LLMs will implement what you ask them to, even if it is the wrong approach. They can be lazy and take shortcuts all the time, but they do not feel PAIN (obviously they don't feel anything and aren't lazy, I'm just personifying them but you get the point). Only when you implement by hand can you feel if the implementation of your design is painful or not, and only this signal can tell you if your design if truly good or not.
I do think LLMs are useful for design work, they are good at asking clarifications and probing questions which actually do push you to approach problems differently, but leaving implementation of designs to LLM is a recipe for disaster, and judging your own design skills when you're not implementing such designs is seriously laughable. And to be clear, it already was before LLMs, when "software architects" were just designing and then had peons implement for them.

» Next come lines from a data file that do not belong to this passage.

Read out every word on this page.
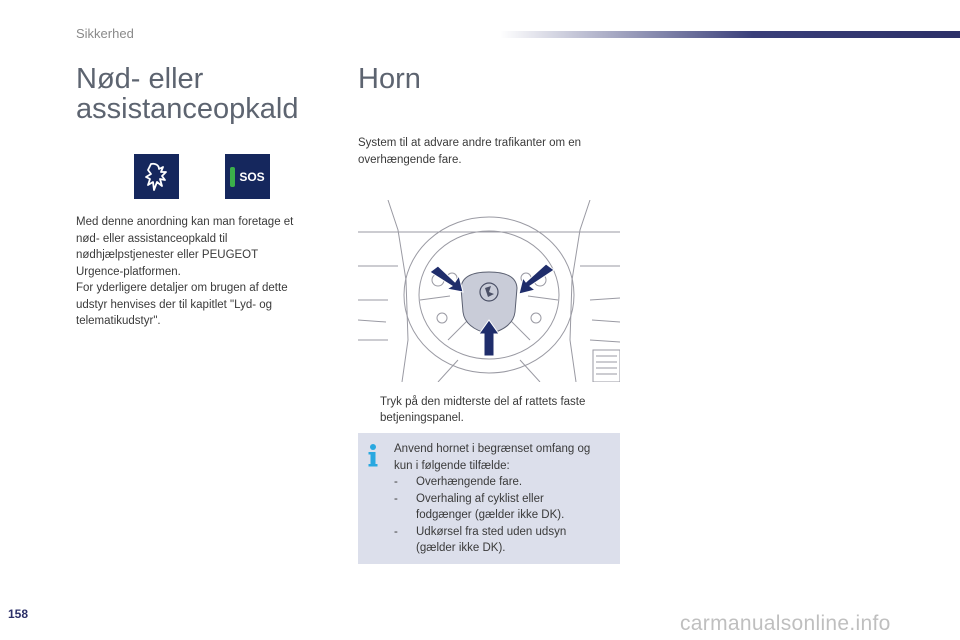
Sikkerhed
Nød- eller
assistanceopkald
SOS
Med denne anordning kan man foretage et
nød- eller assistanceopkald til
nødhjælpstjenester eller PEUGEOT
Urgence-platformen.
For yderligere detaljer om brugen af dette
udstyr henvises der til kapitlet "Lyd- og
telematikudstyr".
Horn
System til at advare andre trafikanter om en
overhængende fare.
Tryk på den midterste del af rattets faste
betjeningspanel.
Anvend hornet i begrænset omfang og
kun i følgende tilfælde:
- Overhængende fare.
- Overhaling af cyklist eller
fodgænger (gælder ikke DK).
- Udkørsel fra sted uden udsyn
(gælder ikke DK).
158	carmanualsonline.info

LLMs are enabling a whole new level of bad code that is best describe by the following Jurassic Park quote: “Your scientists were so preoccupied with whether or not they could, they didn't stop to think if they should.”.
> A it reaffirms my belief that FAANG devs are fairly mediocre on the whole
Off-topic but having worked in other companies as well, I can guarantee you that this is not the case. The skill of engineers in FAANGs and other "top tier" companies is much higher than average.

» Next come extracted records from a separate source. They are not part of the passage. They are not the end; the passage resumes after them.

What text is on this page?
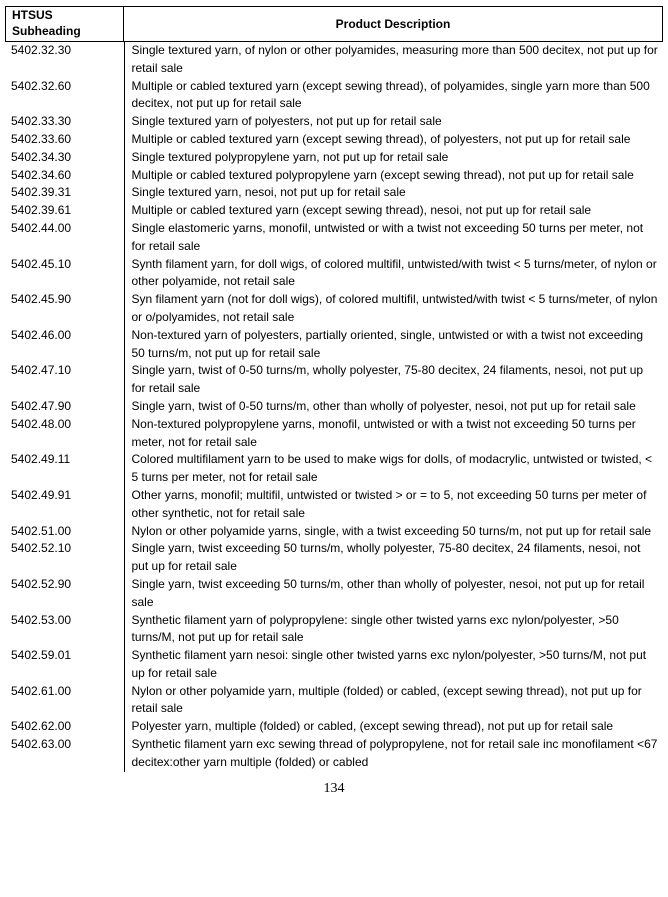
HTSUS Subheading	Product Description
5402.32.30	Single textured yarn, of nylon or other polyamides, measuring more than 500 decitex, not put up for retail sale
5402.32.60	Multiple or cabled textured yarn (except sewing thread), of polyamides, single yarn more than 500 decitex, not put up for retail sale
5402.33.30	Single textured yarn of polyesters, not put up for retail sale
5402.33.60	Multiple or cabled textured yarn (except sewing thread), of polyesters, not put up for retail sale
5402.34.30	Single textured polypropylene yarn, not put up for retail sale
5402.34.60	Multiple or cabled textured polypropylene yarn (except sewing thread), not put up for retail sale
5402.39.31	Single textured yarn, nesoi, not put up for retail sale
5402.39.61	Multiple or cabled textured yarn (except sewing thread), nesoi, not put up for retail sale
5402.44.00	Single elastomeric yarns, monofil, untwisted or with a twist not exceeding 50 turns per meter, not for retail sale
5402.45.10	Synth filament yarn, for doll wigs, of colored multifil, untwisted/with twist < 5 turns/meter, of nylon or other polyamide, not retail sale
5402.45.90	Syn filament yarn (not for doll wigs), of colored multifil, untwisted/with twist < 5 turns/meter, of nylon or o/polyamides, not retail sale
5402.46.00	Non-textured yarn of polyesters, partially oriented, single, untwisted or with a twist not exceeding 50 turns/m, not put up for retail sale
5402.47.10	Single yarn, twist of 0-50 turns/m, wholly polyester, 75-80 decitex, 24 filaments, nesoi, not put up for retail sale
5402.47.90	Single yarn, twist of 0-50 turns/m, other than wholly of polyester, nesoi, not put up for retail sale
5402.48.00	Non-textured polypropylene yarns, monofil, untwisted or with a twist not exceeding 50 turns per meter, not for retail sale
5402.49.11	Colored multifilament yarn to be used to make wigs for dolls, of modacrylic, untwisted or twisted, < 5 turns per meter, not for retail sale
5402.49.91	Other yarns, monofil; multifil, untwisted or twisted > or = to 5, not exceeding 50 turns per meter of other synthetic, not for retail sale
5402.51.00	Nylon or other polyamide yarns, single, with a twist exceeding 50 turns/m, not put up for retail sale
5402.52.10	Single yarn, twist exceeding 50 turns/m, wholly polyester, 75-80 decitex, 24 filaments, nesoi, not put up for retail sale
5402.52.90	Single yarn, twist exceeding 50 turns/m, other than wholly of polyester, nesoi, not put up for retail sale
5402.53.00	Synthetic filament yarn of polypropylene: single other twisted yarns exc nylon/polyester, >50 turns/M, not put up for retail sale
5402.59.01	Synthetic filament yarn nesoi: single other twisted yarns exc nylon/polyester, >50 turns/M, not put up for retail sale
5402.61.00	Nylon or other polyamide yarn, multiple (folded) or cabled, (except sewing thread), not put up for retail sale
5402.62.00	Polyester yarn, multiple (folded) or cabled, (except sewing thread), not put up for retail sale
5402.63.00	Synthetic filament yarn exc sewing thread of polypropylene, not for retail sale inc monofilament <67 decitex:other yarn multiple (folded) or cabled
134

> Only when you implement by hand can you feel if the implementation of your design is painful or not, and only this signal can tell you if your design if truly good or not.
I think this touches obliquely on a point I keep coming back to, that one of the most important things a codebase does is to communicate ideas about how a process should work. Yes, it also produces some binary that runs on a bunch of servers or whatever, but that's a really temporary, ephemeral artifact. The lasting thing is the idea. Making your ideas (expressed in code) easy to understand, easy to work with, and easy to evolve in time is the art of software engineering. I 100% agree, from my own experimentation with LLMs, glancing at something a model has produced and checking that it has some test coverage isn't enough to know whether it's well-engineered. You'll only find out later when you try to work with the code.
> I strongly believe that you cannot evaluate how good a system design is if you don't implement it by hand.
Fwiw we both agree that LLMs should not design systems. I do the design, but otherwise I don't get how this is true, the success of a design is indicated by long term success in the system it built. You can measure this against success in the task it was deployed for via performance metrics for one. And then from a developer standpoint how easy it was to maintain later on. Success of a system is a measurement over time, but it's not some quality that can only be measured by those who built it.
> Off-topic but having worked in other companies as well, I can guarantee you that this is not the case. The skill of engineers in FAANGs and other "top tier" companies is much higher than average.
I have first hand knowledge of this so I agree to disagree. Being surrounded by google, aws, and meta folks my understanding is the best people leave faang when they get the itch to do something better with their time.